Untuk mempermudah analisa solusi problema korupsi, maka penggunaan konsep system tindakan Talccot Parson bisa dipergunakan. Penggunaan system tindakan sebagai solusi dari problematika korupsi, ini membukakan kita bahwa penuntasan korupsi haruslah dilihat secara sistemik tidak dilihat dari satu sisi saja. Sebab system tindakan sebagai solusi diibaratkan suatu rangkaian system yang satu sama lain berkaitan permasalahannya dan harus diperhatikan secara menyeluruh. Dengan demikian solusi problematika korupsi dengan menggunakan system tindakan dilihat sebagai berikut:
Pertama, dalam system budaya ini diperhatikan adalah kepercayaan religious, dan nilai-nilai. Tindakan korupsi yang begitu merugikan jelas ini bertentangan dengan fitrah manusia dan nilai-nilai agama manapun di dunia ini. Pelaku korupsi jelaslah orang-orang yang jauh dari nilai-nilai religi atau sama sekali tidak paham terhadap nilai-nilai religi atau kepercayaan. Maka peran system budaya ini sebagai solusi, haruslah ditranformasikan atau dipahamkan kepada para birokrat public melalui berbagai pelatihan-pelatihan, seminar, maupun pengajian-pengajian yang mengajarkan nilai-nilai religi. Konteks nilai dalam system budaya ini juga termasuk didalamnya adalah nilai-nilai hukum atau ganjaran hukuman bagi pelaku korupsi atau lebih dikenal dengan koruptor. Suatu hal yang patut bangsa Indonesia contoh dari Negara China dalam buku “Cermin dari China” (2006), bahwa hukuman yang dijatuhkan bagi para koruptor adalah hukuman mati. Hal ini memberikan efek jera dan bersifat prefentif bagi yang lainnya, sehingga orang yang akan korupsi akan berpikir dua kali. Inilah yang belum bisa dilakukan di Indonesia berupa pemberian hukuman mati bagi para koruptor. Nilai-nilai hukum seperti itulah yang seharusnya dipertegas lagi di Indonesia ini.
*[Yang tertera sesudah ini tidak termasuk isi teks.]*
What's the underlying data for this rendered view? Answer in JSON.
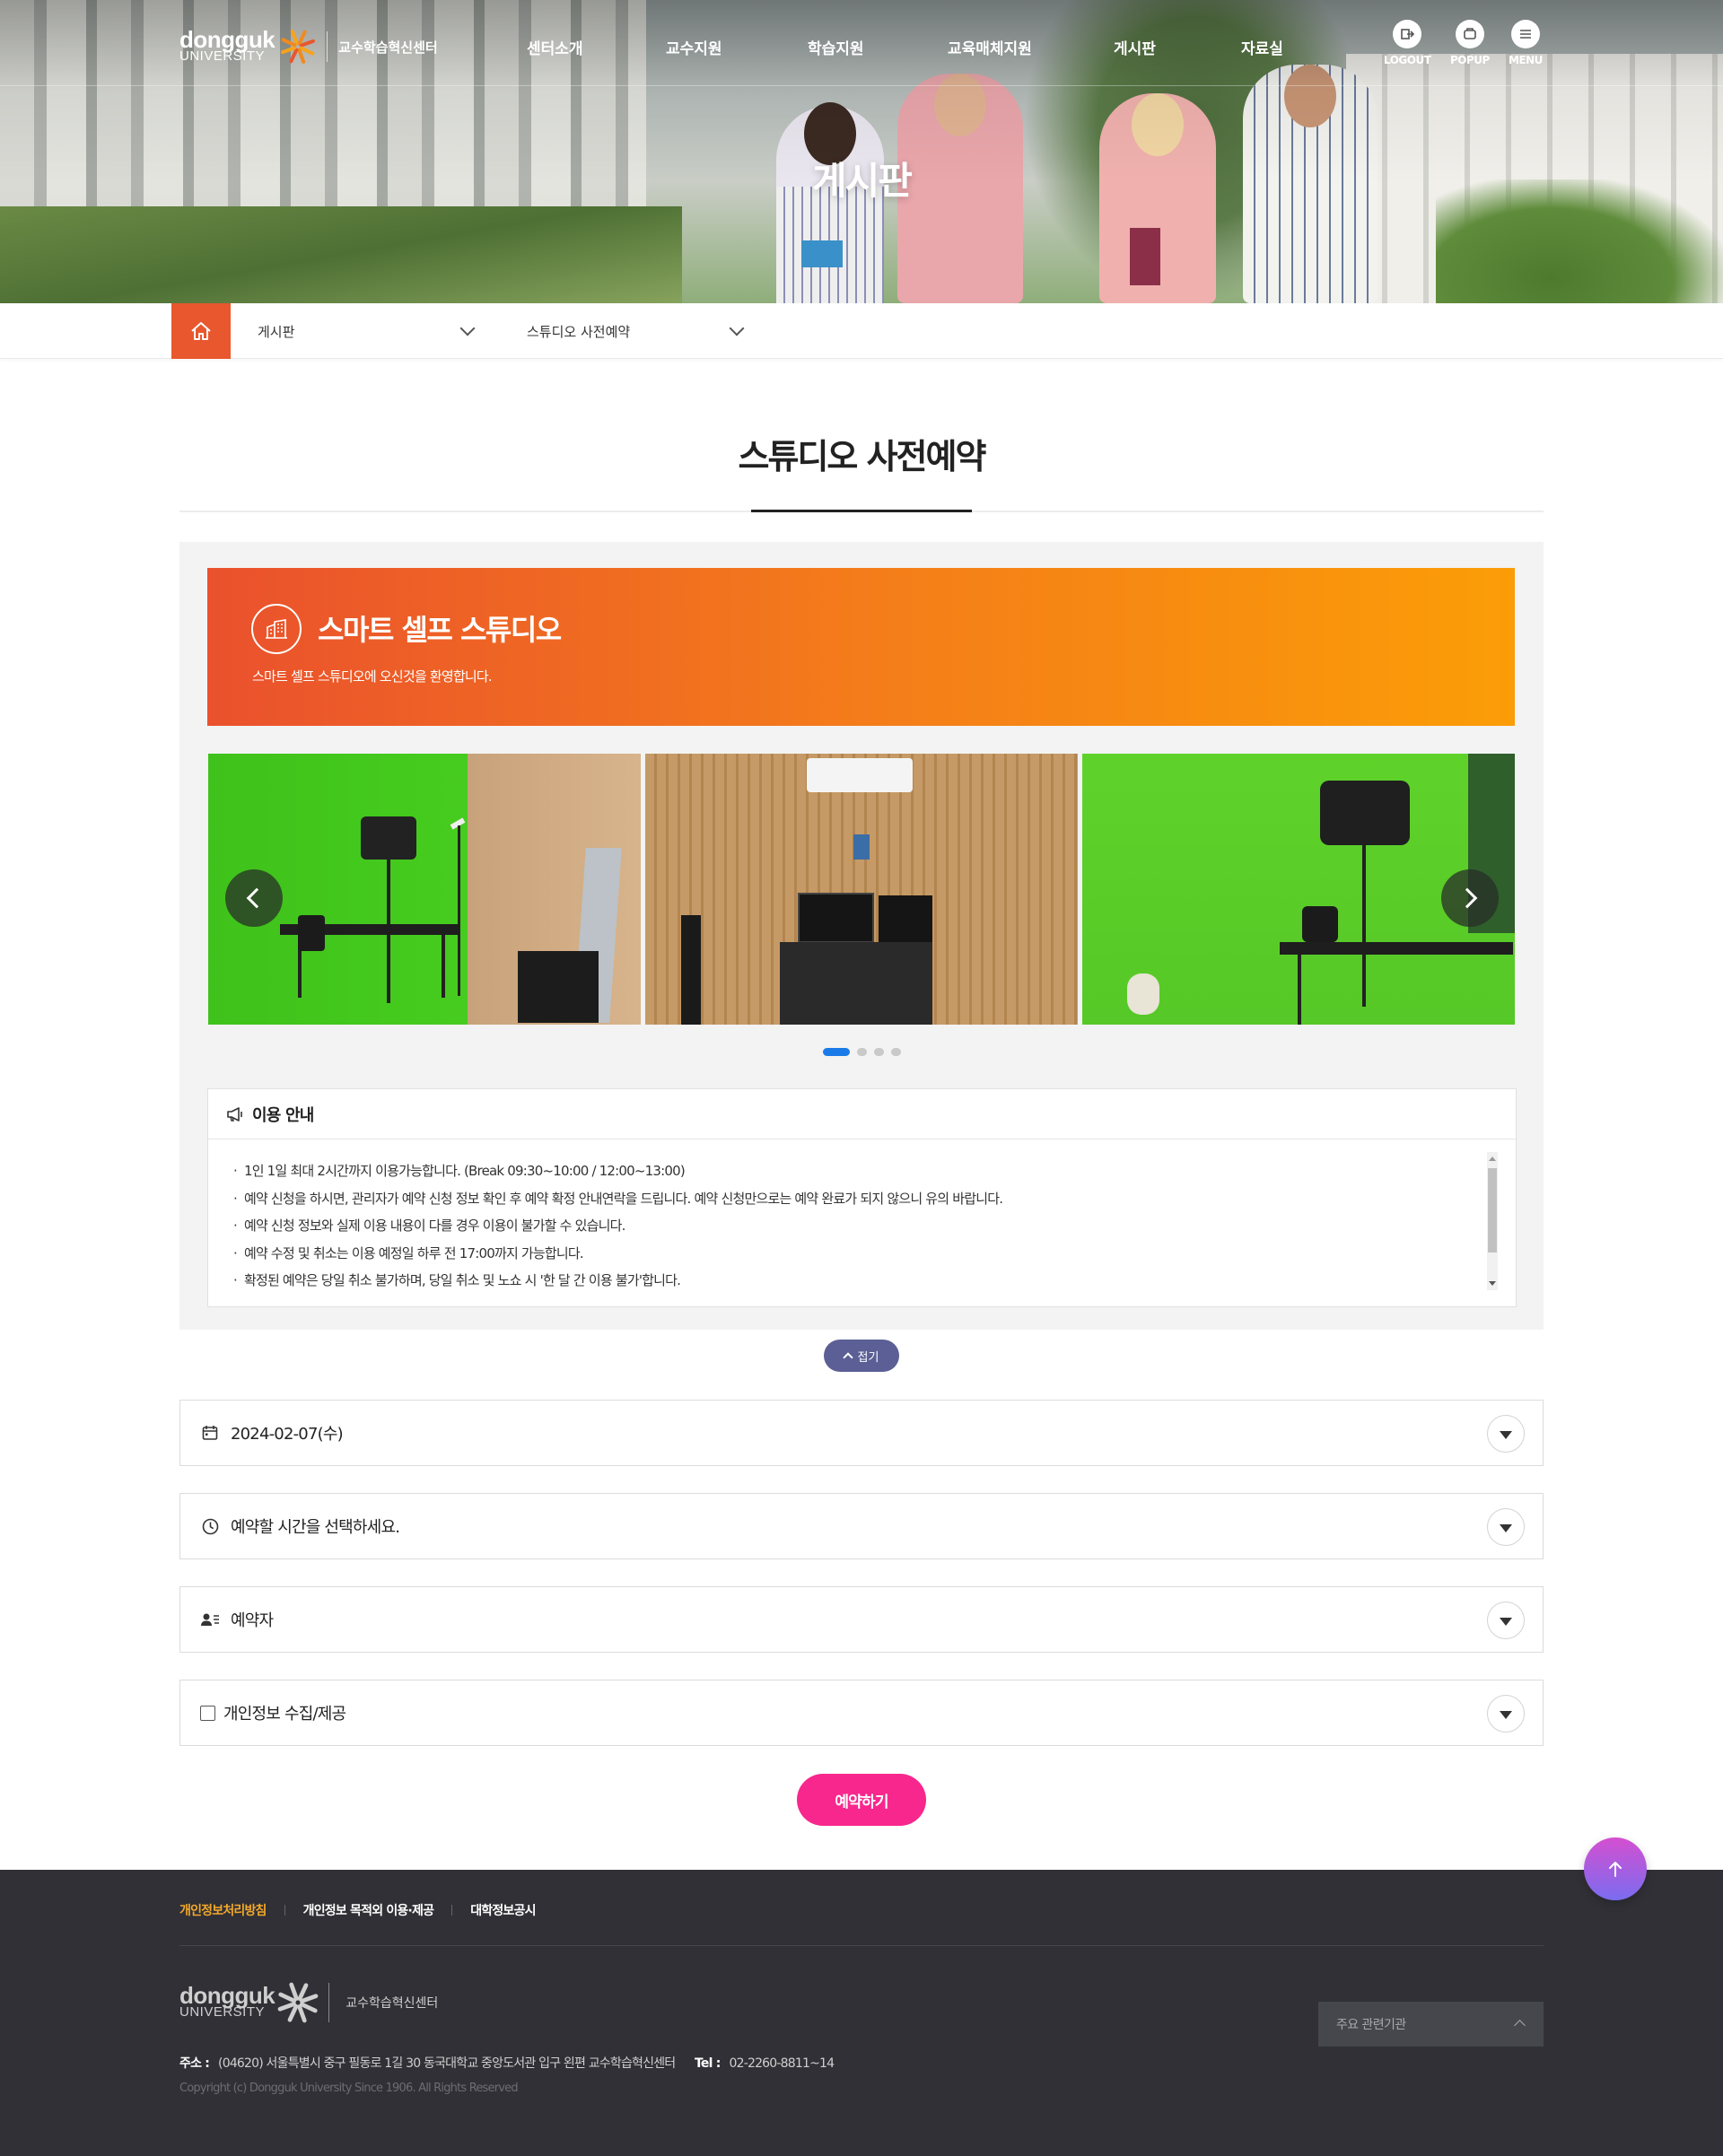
{
  "header": {
    "logo_word": "dongguk",
    "logo_sub": "UNIVERSITY",
    "center_name": "교수학습혁신센터",
    "nav": [
      "센터소개",
      "교수지원",
      "학습지원",
      "교육매체지원",
      "게시판",
      "자료실"
    ],
    "util": [
      {
        "label": "LOGOUT",
        "icon": "logout-icon"
      },
      {
        "label": "POPUP",
        "icon": "popup-icon"
      },
      {
        "label": "MENU",
        "icon": "menu-icon"
      }
    ]
  },
  "hero": {
    "title": "게시판"
  },
  "breadcrumb": {
    "home_icon": "home-icon",
    "level1": "게시판",
    "level2": "스튜디오 사전예약"
  },
  "page": {
    "title": "스튜디오 사전예약"
  },
  "banner": {
    "title": "스마트 셀프 스튜디오",
    "subtitle": "스마트 셀프 스튜디오에 오신것을 환영합니다.",
    "icon": "building-icon",
    "colors": {
      "start": "#ea512d",
      "end": "#fb9d07"
    }
  },
  "slider": {
    "slide_count": 4,
    "active_index": 0
  },
  "notice": {
    "title": "이용 안내",
    "icon": "megaphone-icon",
    "items": [
      "1인 1일 최대 2시간까지 이용가능합니다. (Break 09:30~10:00 / 12:00~13:00)",
      "예약 신청을 하시면, 관리자가 예약 신청 정보 확인 후 예약 확정 안내연락을 드립니다. 예약 신청만으로는 예약 완료가 되지 않으니 유의 바랍니다.",
      "예약 신청 정보와 실제 이용 내용이 다를 경우 이용이 불가할 수 있습니다.",
      "예약 수정 및 취소는 이용 예정일 하루 전 17:00까지 가능합니다.",
      "확정된 예약은 당일 취소 불가하며, 당일 취소 및 노쇼 시 '한 달 간 이용 불가'합니다."
    ]
  },
  "fold_label": "접기",
  "form": {
    "date": "2024-02-07(수)",
    "time_placeholder": "예약할 시간을 선택하세요.",
    "reserver_label": "예약자",
    "privacy_label": "개인정보 수집/제공",
    "submit_label": "예약하기"
  },
  "colors": {
    "accent": "#e8572e",
    "submit": "#f8278d",
    "fold": "#5b5f95",
    "footer_bg": "#303036",
    "footer_highlight": "#f3a82b"
  },
  "footer": {
    "links": [
      "개인정보처리방침",
      "개인정보 목적외 이용·제공",
      "대학정보공시"
    ],
    "logo_word": "dongguk",
    "logo_sub": "UNIVERSITY",
    "center_name": "교수학습혁신센터",
    "address_label": "주소 :",
    "address": "(04620) 서울특별시 중구 필동로 1길 30 동국대학교 중앙도서관 입구 왼편 교수학습혁신센터",
    "tel_label": "Tel :",
    "tel": "02-2260-8811~14",
    "copyright": "Copyright (c) Dongguk University Since 1906. All Rights Reserved",
    "related_label": "주요 관련기관"
  }
}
Kedua, dalam system social yang paling dasar adalah interaksi berdasarkan peran baik secara individu maupun kelompok. Termasuk didalamnnya peran masing masing-masing lembaga-lembaga pemerintahan, terutama lembaga-lembaga pengawas pemantau pemerintahan. Dalam hal ini, sebuah lembaga pengawas pemerintahan baik itu berupa lembaga bentukan pemerintah ataupu masyarakat haruslah melakukan pengawasan dan tindakan tanpa pandang bulu dalam memeriksa kasus-kasus korupsi. Peran social kelompok atau institusi yang objektif dan tegaslah yang harus ada, agar tidak menjamurnya prilaku-prilaku koruptif di berbagai institusi-institusi pemerintahan. Artinya peran intitusi pengawasan haruslah berperan secara maksilmal tanpa pandang bulu.
Ketiga, dalam system kepribadian yang paling dasar dari unit ini adalah individu yang merupakan actor atau pelaku. Pusat perhatiannya dalam analisa ini ialah kebutuhan-kebutuhan, motif,-motif dan sikap-sikap seperti motivasi untuk mendapt kepuasan atau keuntungan. Terkait dengan tindakan korupsi yang dilakukan para individu dalam hal ini para birokrat public, masalah motif mengapa mereka melakukan korupsi, atas dasar apa mereka melakukan tindakan korupsi haruslah dikaji secara komprehensif oleh pemerintah, sehingga pemerintah mengetahui motif-motifnya dan bisa dijadikan sebagai bahan pertimbangan untuk dijadikan sebagai bahan antisipasi meminimalisir korupsi ke depannya.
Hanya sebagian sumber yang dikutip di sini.